湘西也有一种广为流传的腌菜炒鲜菜,叫“外婆菜”,是拿梅干菜、酸豆角一类腌物加大蒜、青红辣椒、五花肉丁爆炒,这里头辣椒就是鲜菜啦!“外婆菜”可以直接下饭,也可以烧鱼炒肉烩豆腐当作料使,据说能把一锅菜都带成偷饭小贼。至于为什么叫“外婆菜”,一说乡下外婆清贫,无钱大鱼大肉地办招待,整出这么一碗能让一大家子人吃高兴了,划算;另一说做这个菜总要用腌晒得恰到好处的时令菜,想想也只有外婆经验多耐心又足,记得什么节气该腌什么晒什么。我心中总偏向后者,觉得多着外婆柔和厚实的手掌和太阳味儿,暖烘烘的舒服。
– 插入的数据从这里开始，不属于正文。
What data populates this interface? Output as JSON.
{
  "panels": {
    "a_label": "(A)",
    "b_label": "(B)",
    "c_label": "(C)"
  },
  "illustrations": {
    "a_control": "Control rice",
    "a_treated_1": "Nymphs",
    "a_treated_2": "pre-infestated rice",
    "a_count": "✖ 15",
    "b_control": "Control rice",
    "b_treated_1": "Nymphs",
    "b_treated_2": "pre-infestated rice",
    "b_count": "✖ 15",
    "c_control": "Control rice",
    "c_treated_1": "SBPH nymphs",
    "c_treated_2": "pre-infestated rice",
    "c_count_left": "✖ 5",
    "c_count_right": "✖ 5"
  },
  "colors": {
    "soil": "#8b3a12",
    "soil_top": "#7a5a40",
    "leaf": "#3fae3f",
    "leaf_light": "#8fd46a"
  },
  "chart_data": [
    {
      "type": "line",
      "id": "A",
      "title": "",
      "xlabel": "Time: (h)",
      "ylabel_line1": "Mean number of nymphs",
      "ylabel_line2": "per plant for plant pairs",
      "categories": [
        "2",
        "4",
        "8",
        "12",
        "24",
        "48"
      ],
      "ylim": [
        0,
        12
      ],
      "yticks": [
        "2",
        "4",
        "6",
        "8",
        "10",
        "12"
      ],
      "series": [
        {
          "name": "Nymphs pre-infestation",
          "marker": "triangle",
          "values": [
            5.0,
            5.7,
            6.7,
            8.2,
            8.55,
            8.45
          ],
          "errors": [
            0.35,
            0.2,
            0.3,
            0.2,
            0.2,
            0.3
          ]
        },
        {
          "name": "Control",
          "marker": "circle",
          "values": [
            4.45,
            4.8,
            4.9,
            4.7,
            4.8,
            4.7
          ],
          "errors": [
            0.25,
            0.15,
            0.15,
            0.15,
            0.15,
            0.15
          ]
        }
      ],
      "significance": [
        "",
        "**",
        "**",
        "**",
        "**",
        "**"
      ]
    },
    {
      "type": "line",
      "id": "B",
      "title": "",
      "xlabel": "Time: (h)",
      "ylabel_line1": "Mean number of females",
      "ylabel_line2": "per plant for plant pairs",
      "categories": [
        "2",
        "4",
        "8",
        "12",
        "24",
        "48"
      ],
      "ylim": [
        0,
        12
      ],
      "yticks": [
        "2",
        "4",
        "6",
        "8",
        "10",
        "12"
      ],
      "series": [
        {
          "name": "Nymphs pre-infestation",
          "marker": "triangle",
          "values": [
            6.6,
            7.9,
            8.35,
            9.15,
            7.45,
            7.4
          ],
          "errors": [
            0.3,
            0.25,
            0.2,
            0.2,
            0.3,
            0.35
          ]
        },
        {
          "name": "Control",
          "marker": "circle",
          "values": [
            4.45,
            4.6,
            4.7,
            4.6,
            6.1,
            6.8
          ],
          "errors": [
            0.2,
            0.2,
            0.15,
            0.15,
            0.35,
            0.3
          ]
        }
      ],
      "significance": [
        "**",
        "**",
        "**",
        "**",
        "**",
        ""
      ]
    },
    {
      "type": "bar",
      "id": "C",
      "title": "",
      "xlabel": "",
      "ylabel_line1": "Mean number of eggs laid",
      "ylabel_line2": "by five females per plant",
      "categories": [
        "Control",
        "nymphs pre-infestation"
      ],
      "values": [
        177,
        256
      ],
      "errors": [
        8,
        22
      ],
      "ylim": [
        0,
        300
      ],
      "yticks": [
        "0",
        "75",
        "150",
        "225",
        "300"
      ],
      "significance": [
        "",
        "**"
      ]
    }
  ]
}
读书时有个湘籍舍友,小伙子勤奋得很,每回烧饭都一次性炒至少三天的下饭菜,好腾出更多时间鼓捣他那个飞机课题。我们戏称他做菜的模式为“肉末辣椒炒××”——他喜用肥瘦参半的大盒绞肉馅,又必放切成小圈的青辣椒,变量“××”则视冰箱里有啥而定。想来是身在异乡、够不着外婆,聊以自慰的简化版“外婆菜”吧。